FTSE 100-listed Next is expected to tell shareholders that its sales grew during the first half of the year as the chain saw a resurgence in shoppers visiting stores and stocking up on clothes for the warmer weather.
However, bosses may deliver a word of warning over the impact of higher living costs on consumer spending power.
In August, Next said that inflation is likely to affect sales in the second half of the year with its prices set to rise by as much as 6% in autumn and winter, coupled with households having less disposable income to spend on non-essential items.
But investors will be keeping an eye out for a shift in outlook following the Government’s recent energy support package which promised to cap typical household electricity bills at £2,500 a year from October.

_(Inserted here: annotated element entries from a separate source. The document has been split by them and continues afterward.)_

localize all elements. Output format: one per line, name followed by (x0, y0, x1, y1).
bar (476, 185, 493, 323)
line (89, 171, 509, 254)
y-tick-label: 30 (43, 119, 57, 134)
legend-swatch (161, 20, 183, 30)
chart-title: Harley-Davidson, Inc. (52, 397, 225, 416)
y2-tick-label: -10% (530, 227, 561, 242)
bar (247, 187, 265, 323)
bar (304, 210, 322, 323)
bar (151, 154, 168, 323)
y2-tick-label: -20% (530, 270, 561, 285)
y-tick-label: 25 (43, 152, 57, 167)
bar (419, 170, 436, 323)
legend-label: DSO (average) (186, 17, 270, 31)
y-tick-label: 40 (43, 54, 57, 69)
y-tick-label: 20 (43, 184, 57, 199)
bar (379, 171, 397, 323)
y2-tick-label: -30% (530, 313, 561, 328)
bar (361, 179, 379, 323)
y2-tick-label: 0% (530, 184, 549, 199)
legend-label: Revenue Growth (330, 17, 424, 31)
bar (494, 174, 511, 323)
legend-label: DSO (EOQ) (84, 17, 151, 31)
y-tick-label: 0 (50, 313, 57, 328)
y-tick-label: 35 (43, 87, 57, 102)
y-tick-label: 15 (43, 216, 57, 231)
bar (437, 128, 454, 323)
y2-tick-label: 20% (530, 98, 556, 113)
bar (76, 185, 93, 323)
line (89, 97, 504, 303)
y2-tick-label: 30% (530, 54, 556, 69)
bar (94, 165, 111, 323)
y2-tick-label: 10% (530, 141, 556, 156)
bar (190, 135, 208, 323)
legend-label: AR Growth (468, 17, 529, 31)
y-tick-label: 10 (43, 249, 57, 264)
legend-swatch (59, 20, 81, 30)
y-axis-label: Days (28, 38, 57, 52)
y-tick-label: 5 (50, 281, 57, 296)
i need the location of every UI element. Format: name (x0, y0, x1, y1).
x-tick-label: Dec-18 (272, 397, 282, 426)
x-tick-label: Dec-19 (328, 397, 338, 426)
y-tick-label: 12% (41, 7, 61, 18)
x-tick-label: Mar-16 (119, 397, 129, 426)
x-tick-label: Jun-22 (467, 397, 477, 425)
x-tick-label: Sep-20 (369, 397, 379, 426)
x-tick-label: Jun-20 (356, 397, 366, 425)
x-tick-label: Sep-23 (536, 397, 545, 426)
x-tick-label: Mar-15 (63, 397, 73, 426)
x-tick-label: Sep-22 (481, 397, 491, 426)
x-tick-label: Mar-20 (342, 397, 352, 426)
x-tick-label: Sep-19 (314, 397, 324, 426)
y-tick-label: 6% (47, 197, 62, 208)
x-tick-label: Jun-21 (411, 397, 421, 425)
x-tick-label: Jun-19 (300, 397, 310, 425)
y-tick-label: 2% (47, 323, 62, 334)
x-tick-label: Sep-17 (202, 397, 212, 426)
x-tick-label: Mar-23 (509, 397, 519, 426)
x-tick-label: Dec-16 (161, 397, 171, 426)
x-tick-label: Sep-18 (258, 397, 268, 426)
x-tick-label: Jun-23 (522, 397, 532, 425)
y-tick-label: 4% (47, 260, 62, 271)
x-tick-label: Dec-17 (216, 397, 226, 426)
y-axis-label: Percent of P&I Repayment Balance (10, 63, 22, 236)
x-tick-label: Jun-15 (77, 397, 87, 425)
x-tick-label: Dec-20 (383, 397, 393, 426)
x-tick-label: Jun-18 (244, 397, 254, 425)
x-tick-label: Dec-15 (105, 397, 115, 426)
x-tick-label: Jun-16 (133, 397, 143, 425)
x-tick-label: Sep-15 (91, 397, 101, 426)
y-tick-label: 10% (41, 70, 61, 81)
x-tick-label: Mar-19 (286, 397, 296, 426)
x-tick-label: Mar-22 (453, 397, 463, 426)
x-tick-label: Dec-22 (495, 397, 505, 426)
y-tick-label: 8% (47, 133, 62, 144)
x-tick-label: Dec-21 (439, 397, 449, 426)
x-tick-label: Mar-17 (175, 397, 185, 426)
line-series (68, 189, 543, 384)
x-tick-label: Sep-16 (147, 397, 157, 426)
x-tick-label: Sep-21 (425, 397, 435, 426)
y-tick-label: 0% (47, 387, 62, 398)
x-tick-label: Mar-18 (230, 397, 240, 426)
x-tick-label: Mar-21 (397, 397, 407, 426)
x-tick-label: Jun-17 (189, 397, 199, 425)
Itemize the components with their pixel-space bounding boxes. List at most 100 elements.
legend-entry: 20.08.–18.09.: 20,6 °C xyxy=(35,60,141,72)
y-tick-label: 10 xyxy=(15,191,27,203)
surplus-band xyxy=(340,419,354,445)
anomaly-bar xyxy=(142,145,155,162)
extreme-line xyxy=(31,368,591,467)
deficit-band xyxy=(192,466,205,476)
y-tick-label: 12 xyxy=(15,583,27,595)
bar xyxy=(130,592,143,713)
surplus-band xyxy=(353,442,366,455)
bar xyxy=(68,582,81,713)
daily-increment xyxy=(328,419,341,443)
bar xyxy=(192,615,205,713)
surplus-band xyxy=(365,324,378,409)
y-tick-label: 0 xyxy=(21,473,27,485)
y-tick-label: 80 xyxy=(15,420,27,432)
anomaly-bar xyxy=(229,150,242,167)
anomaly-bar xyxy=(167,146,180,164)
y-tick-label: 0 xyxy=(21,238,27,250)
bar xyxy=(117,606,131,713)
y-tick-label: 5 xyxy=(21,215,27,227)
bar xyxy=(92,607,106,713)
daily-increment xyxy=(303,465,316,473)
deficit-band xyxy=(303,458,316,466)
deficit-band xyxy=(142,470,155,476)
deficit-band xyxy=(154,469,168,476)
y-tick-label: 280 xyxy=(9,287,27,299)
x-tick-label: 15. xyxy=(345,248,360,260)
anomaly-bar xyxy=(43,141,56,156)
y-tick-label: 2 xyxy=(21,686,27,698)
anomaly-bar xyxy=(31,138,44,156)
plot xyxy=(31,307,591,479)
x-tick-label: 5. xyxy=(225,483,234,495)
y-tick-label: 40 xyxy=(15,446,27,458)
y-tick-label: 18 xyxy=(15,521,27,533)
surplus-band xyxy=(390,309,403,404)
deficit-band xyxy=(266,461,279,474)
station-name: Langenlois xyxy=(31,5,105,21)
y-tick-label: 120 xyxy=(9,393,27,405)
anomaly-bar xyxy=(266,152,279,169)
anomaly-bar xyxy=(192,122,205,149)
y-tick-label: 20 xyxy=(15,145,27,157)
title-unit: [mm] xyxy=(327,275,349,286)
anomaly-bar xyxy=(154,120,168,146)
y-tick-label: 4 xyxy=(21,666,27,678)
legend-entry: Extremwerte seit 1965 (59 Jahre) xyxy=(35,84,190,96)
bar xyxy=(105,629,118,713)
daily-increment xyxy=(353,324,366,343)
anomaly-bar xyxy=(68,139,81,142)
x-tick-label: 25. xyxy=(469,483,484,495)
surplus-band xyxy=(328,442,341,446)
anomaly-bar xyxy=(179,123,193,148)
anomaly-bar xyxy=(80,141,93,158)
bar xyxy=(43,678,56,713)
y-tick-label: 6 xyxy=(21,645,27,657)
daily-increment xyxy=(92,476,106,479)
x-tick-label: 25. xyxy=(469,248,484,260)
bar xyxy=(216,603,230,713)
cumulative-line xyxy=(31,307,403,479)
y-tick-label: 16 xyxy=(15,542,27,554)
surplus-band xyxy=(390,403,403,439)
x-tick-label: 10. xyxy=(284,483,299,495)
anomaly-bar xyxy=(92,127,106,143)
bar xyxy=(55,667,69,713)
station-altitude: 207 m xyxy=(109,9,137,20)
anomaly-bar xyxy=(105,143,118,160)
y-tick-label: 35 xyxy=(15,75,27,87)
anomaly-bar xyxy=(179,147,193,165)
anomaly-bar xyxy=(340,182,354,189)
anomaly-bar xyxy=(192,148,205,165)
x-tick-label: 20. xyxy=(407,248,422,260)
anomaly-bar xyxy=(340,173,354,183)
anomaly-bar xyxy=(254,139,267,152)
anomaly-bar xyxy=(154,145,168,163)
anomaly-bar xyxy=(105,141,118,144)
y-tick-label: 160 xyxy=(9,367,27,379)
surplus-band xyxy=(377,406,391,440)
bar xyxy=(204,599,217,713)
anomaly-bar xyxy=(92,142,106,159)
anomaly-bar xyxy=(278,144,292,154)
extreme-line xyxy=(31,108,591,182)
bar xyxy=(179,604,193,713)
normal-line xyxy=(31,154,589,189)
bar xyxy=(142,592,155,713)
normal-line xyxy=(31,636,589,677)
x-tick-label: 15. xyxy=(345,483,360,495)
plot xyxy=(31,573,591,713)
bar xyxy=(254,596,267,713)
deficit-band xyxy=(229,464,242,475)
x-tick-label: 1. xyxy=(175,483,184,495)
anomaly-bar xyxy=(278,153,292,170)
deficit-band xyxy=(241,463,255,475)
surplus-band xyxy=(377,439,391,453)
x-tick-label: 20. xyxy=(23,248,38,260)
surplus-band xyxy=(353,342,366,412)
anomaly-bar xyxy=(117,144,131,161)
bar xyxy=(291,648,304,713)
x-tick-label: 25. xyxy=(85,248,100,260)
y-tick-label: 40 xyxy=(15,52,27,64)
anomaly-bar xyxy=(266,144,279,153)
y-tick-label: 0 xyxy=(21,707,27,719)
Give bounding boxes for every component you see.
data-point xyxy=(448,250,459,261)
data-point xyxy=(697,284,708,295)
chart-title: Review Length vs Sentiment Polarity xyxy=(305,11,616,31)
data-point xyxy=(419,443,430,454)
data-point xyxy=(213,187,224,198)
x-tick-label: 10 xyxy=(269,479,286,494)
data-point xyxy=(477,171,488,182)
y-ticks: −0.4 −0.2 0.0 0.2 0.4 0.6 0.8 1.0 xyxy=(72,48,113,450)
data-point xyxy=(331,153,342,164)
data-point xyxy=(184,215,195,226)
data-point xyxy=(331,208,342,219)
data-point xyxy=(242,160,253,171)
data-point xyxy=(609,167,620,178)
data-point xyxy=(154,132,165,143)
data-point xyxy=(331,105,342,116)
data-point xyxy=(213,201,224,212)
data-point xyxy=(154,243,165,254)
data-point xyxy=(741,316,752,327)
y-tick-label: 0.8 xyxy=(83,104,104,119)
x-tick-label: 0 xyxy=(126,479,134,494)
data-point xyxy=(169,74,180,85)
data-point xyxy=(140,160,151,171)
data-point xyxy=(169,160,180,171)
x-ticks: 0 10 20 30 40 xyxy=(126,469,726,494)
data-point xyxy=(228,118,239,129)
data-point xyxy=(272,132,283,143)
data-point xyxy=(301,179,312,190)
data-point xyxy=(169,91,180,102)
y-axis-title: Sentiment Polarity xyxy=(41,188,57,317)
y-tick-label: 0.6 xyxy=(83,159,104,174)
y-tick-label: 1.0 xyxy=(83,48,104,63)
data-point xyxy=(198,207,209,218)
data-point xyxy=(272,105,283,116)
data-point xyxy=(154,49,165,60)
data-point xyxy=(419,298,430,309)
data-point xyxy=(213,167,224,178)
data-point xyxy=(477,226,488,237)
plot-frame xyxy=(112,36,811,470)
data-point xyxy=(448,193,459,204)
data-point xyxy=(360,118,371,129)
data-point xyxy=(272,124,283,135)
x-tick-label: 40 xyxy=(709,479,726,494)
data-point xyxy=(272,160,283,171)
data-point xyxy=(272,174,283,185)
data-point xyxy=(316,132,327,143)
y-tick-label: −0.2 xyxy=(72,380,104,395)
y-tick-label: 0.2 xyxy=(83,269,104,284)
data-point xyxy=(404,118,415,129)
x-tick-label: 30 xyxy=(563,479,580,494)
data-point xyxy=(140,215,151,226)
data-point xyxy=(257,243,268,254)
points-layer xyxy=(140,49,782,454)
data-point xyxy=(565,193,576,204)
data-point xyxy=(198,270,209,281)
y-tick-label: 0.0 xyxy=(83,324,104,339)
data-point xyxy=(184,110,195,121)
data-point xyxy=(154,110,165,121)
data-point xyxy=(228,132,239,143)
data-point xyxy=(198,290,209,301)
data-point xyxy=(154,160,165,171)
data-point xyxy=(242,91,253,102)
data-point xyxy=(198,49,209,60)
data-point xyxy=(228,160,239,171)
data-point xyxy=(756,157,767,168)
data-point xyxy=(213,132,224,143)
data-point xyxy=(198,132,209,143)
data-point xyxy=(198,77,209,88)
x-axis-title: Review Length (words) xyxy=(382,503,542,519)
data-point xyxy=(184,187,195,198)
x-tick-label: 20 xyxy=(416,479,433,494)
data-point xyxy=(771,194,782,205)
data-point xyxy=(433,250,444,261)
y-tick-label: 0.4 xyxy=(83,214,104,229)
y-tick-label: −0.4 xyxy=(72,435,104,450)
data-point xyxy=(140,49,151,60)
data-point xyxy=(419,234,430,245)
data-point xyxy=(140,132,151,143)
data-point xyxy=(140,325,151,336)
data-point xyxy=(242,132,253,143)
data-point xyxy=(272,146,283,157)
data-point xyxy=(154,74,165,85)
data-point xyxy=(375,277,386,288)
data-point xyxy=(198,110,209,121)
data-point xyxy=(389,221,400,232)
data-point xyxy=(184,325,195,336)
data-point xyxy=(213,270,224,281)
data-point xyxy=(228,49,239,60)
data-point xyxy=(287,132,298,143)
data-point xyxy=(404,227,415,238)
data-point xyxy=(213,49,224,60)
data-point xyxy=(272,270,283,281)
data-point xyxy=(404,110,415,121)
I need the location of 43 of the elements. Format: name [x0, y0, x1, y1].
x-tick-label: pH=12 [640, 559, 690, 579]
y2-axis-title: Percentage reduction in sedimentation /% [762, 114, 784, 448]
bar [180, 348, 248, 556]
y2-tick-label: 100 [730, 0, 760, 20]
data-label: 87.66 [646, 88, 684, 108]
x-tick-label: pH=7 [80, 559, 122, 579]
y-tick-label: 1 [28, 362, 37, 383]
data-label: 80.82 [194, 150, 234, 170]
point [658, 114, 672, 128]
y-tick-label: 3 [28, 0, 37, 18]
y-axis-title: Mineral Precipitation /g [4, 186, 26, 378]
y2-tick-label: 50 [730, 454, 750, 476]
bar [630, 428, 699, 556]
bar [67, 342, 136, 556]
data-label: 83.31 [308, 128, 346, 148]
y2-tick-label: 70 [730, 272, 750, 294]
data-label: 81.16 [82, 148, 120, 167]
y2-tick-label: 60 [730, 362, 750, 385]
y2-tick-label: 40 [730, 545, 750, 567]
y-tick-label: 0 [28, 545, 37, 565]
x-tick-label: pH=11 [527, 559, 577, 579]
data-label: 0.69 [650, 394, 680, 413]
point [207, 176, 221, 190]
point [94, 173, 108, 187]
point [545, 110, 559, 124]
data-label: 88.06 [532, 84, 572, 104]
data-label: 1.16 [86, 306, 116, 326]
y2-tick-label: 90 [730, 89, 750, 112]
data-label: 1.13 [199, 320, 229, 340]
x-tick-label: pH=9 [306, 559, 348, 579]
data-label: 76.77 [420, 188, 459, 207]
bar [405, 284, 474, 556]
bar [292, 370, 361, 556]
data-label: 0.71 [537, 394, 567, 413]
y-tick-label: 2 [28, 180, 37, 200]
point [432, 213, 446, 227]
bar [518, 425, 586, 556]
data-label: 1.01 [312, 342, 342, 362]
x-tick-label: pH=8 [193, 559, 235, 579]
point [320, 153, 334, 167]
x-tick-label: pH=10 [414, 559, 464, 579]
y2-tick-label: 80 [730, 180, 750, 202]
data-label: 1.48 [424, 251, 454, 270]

It means that households could have more purchasing power than previously thought and have a knock-on effect on retail spending.
Next is expected to post pre-tax profits of £380 million for the first half of the year, according to analysts at Numis Research. This leaves just under £500 million still to raise to reach the £860 million annual profit which Next guided towards in its most recent update.
The fashion giant had lifted its full-year outlook by £10 million as a result of better-than-expected sales in the first half of the financial year.
It will unveil its half-year results on Thursday September 29.
Investors will also be looking to online fashion rival Boohoo’s interim results on Wednesday September 28 for an indication of how the retail sector is faring.
In its previous quarterly results in June, the company reported a slump in sales as it battled against waning consumer confidence, intense competition and higher returns.
Analysts at Numis Research noted that Boohoo has since introduced a £1.99 returns fee for customers which investors may expect an update on, as well as the recent move to set up new automated warehouses.
Boohoo is expected to report a slight decline in sales of 1% for the second quarter of the year, Numis Research said.
Shareholders will also be mindful of updates on the retailers’ exposure to higher costs and whether these will be passed through to its prices.